Bug Memorization: Approximately 44.44% of errors generated by LLMs were found to be identical to existing historical bugs, suggesting a significant degree of memorization rather than learning dynamic code correction strategies.
Code Construct Susceptibility: Certain programming constructs, such as method invocations, return statements, and conditional constructs (if statements), were identified as particularly prone to errors during LLM-generated completions.

Limitations of Post-Processing Techniques

Although post-processing techniques were deployed to improve output consistency, they did not substantially reduce error rates. This finding underlines the insufficiency of current post-processing strategies in enhancing the reliability of LLMs for bug-prone code completion tasks.

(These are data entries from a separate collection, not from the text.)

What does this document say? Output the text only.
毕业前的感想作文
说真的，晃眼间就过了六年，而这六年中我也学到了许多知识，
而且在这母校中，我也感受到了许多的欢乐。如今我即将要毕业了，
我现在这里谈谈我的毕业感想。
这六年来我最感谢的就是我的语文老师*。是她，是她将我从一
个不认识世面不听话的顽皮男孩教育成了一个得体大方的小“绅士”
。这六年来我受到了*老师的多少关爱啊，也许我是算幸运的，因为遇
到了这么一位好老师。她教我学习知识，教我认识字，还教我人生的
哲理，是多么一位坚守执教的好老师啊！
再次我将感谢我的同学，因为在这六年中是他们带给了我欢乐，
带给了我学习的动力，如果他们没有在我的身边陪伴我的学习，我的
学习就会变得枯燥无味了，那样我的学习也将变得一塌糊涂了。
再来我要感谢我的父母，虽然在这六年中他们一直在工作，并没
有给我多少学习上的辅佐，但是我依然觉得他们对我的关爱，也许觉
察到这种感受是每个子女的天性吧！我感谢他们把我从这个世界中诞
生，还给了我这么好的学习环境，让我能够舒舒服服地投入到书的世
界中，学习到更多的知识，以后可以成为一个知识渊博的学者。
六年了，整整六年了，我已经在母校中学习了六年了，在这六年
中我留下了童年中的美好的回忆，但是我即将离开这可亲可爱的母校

Implications and Future Research Directions

The implications of this research are manifold. Practical applications of LLMs in integrated development environments (IDEs) and real-world software development necessitate models that can reliably differentiate historical bug patterns from correct code structures. The study’s insights regarding LLM memorization biases indicate a pressing need for more sophisticated model architectures or training methodologies that do not rely heavily on data memorization but incorporate robust code understanding and error correction mechanisms.

Furthermore, this research prompts speculation on the future direction of AI in software development. Enhanced methods for code representation learning, dynamic model training that adapts to evolving software patterns, and the integration of comprehensive debugging heuristics are potential pathways to mitigate the limitations identified.

Conclusion

This empirical study provides a critical understanding of the current capabilities and limitations of LLMs in bug-prone code completion tasks. While LLMs offer promising enhancements to coding efficiency, their propensity to replicate historical bugs presents a noteworthy challenge. The findings compel both academia and industry to pursue advancements in model training, error handling, and intelligent post-processing techniques, fostering more reliable deployment of LLMs in sophisticated coding environments. As AI continues to augment human capabilities in software engineering, it is imperative to address these challenges to fully realize the potential benefits that LLMs promise.